My mama used to make me go to church when I was a kid. It’s not that I didn’t want to go – I didn’t hate it – but I had other stuff I preferred. A few months ago my mother reminded me of that. She didn’t come out and say it – probably didn’t even intend to say it. But after several months of watching virtual Sunday service in my pajamas, I had grown to appreciate watching the recorded sermon on the big screen while sipping coffee. So when my mom – the woman who refused to let anyone in her house for months at the outset of the pandemic – said her church was opening back up and she was going, I was surprised. But I shouldn’t have been. She was reminding me, without trying, that we NEED to be in church.
A more direct reminder came recently from an article in a recent issue of Christianity Today magazine. The writers, Tyler J Vanderweele and Brendan Case, wrote that Americans giving up on church is “The Public Health Crisis No One is Talking About”1. They make the argument from various studies, as well as Scripture, that we suffer emotionally and mentally and spiritually, from not attending church. It is a very interesting and insightful piece. Without reciting details or commenting on their specific arguments (you can read the article at the link below), something about this seems very true to me. I have personally wrestled some year ago about whether associating with, attending, and serving in a local church was necessary or even worth it. On the heels of some difficult experiences with people – particularly other leaders – in church, I sat out a few weeks. When I started going back, my attendance was sporadic and my engagement was close to non-existent. I needed a reminder of why I had gotten so involved in church in the first place.

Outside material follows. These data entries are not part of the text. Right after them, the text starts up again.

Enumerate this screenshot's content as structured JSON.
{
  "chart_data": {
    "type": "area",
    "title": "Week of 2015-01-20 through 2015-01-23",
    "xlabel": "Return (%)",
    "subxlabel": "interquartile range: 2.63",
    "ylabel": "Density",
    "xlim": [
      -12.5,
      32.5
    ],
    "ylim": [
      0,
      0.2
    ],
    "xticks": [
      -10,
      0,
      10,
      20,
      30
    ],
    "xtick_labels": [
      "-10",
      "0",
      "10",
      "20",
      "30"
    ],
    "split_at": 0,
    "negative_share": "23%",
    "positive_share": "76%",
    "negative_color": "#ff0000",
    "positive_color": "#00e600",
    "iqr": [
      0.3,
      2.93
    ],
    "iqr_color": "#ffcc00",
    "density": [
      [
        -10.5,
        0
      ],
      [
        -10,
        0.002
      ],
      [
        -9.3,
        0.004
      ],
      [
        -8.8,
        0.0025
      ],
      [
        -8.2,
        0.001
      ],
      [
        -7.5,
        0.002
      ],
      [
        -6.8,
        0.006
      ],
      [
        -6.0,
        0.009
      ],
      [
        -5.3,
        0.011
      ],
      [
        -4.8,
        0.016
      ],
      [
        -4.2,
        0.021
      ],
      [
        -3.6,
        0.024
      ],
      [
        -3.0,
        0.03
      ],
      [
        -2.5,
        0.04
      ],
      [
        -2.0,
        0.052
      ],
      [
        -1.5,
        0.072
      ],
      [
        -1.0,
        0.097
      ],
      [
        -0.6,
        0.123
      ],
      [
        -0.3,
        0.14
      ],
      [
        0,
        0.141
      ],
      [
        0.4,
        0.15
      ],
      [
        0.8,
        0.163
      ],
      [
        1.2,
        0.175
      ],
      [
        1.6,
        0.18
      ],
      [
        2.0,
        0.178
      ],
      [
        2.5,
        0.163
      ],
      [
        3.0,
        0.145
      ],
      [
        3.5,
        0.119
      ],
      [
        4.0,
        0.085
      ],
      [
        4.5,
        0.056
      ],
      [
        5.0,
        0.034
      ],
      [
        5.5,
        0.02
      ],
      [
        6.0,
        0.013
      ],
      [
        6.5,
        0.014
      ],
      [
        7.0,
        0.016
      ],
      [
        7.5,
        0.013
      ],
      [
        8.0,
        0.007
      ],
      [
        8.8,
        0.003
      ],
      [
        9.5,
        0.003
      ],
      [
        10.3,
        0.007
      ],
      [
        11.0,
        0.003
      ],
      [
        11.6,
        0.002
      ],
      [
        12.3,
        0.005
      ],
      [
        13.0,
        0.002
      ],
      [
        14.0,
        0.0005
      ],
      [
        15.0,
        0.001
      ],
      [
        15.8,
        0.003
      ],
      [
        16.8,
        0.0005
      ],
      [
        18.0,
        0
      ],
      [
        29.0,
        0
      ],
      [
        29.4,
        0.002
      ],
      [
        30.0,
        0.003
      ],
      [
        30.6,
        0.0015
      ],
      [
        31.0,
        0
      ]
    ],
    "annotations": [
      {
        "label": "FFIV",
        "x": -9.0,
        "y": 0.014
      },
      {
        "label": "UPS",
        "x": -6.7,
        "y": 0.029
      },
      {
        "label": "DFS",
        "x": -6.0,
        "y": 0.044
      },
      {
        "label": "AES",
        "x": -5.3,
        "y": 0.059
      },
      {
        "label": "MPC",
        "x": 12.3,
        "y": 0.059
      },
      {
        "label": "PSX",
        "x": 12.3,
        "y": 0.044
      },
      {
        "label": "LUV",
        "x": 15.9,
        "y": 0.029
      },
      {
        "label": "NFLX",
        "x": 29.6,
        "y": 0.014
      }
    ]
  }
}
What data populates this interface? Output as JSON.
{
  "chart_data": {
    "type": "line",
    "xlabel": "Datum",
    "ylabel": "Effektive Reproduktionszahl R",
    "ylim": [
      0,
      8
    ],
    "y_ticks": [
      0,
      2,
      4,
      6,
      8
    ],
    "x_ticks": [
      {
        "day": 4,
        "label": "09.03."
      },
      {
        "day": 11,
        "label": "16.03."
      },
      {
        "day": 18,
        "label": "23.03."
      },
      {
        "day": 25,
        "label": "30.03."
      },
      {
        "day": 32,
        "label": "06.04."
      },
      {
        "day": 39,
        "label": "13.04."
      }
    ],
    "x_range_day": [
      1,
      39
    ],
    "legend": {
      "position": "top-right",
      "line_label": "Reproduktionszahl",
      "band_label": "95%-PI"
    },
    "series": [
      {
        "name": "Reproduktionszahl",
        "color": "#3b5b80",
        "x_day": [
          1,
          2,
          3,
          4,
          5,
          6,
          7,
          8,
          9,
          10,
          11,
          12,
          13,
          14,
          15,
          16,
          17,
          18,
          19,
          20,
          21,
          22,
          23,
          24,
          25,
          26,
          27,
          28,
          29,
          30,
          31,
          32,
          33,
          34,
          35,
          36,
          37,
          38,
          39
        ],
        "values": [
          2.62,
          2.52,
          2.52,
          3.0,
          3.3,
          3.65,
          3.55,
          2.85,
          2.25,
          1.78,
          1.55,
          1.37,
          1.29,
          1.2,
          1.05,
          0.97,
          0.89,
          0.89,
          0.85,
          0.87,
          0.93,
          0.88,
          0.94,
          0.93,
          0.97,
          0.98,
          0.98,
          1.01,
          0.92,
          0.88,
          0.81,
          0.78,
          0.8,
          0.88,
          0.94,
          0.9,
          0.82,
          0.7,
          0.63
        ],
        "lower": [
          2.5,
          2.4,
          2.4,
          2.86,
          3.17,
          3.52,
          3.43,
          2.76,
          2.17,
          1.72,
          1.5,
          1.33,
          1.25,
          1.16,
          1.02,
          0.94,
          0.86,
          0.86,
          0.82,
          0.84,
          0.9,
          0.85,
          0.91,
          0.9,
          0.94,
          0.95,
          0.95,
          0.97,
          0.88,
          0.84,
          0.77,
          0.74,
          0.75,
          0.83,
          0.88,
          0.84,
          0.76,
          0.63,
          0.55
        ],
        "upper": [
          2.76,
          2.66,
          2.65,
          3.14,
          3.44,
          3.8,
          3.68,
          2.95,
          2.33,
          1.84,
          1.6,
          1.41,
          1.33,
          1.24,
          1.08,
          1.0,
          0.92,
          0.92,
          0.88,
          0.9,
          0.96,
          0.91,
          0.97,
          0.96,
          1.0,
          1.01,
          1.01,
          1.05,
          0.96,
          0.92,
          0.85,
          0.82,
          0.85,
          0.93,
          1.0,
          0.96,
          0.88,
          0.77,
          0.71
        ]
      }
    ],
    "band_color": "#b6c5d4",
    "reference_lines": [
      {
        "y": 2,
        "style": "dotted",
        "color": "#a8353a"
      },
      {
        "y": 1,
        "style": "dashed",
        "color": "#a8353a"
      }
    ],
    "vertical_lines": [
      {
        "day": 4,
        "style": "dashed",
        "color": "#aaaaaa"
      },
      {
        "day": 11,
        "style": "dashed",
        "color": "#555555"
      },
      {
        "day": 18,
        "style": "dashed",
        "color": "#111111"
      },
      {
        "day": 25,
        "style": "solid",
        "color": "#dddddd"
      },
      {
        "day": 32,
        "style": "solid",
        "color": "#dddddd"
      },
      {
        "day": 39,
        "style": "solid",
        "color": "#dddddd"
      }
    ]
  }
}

After weeks of prayerful consideration and study I was reminded by God that church was HIS IDEA. Therefore, neglecting it – or worse speaking against it – is a direct reflection of my relations with Him. And the Scriptures support this. In the book of Acts, when a young Jewish theologian began to persecute the fledgling early church, Christ met him on the road as he traveled to arrest some Christians. Christ blinded him on that road to Damascus and asked him, “Saul, Saul, why are you persecuting me?” A confused Saul asked back, “Who are you, Lord?”. And Jesus replied, “I am Jesus, the one you are persecuting!” Christ made it clear to Saul that the people he was going to arrest were His church. Jesus made it clear that how you treat those imperfect believers gathering together to worship, fellowship, and study was how you treat Him.
A while later I wrote about this in chapter 4 of my e-book, The Journey2:
“Like any family, God wants His children to love and support each other. Perhaps you can be a Christian apart from other Christians. But that would be like being an orphan. Technically, you would be related to some other people, and you may even bear some resemblance to them. But everyone can understand that being related to someone means little if you are never around them. You may be related but you don’t relate! You don’t give or receive support from them. You don’t share anything with them. That’s not God’s idea of a family. “
Like the writers of the article in Christianity Today, I too believe that we are all worse off because of the declining engagement with the Local Church. Sure, some of this is related to the pandemic and shutting down in-person services to avoid the spread of Covid-19. But I think this disengagement was well under way before 2020. And I also believe much of the anxiety and malaise that Christians are experiencing is due to our disconnection from the church. Don’t get me wrong, I know the church is not perfect and many of those who represent it are not doing a particularly good job. But the answer isn’t to abandon it and try to go it alone. The answer is not to merely maintain a loose connection to it – just attend occasionally to ensure your name is on the roll. The answer is given in the letter to the Hebrews 10:24-25: “…and let us consider how to stimulate one another to love and good deeds, not forsaking our own assembling together, as is the habit of some, but encouraging one another;”
- Vanderweele, Tyler J. and Case, Brendan. 2021. “The Public Health Crisis No One is Talking About”. Christianity Today, November 2021.
- Hunter, Ellery H. 2021. The Journey: Intentional Christianity. Bolingbrook, IL: ELLWord Publishing.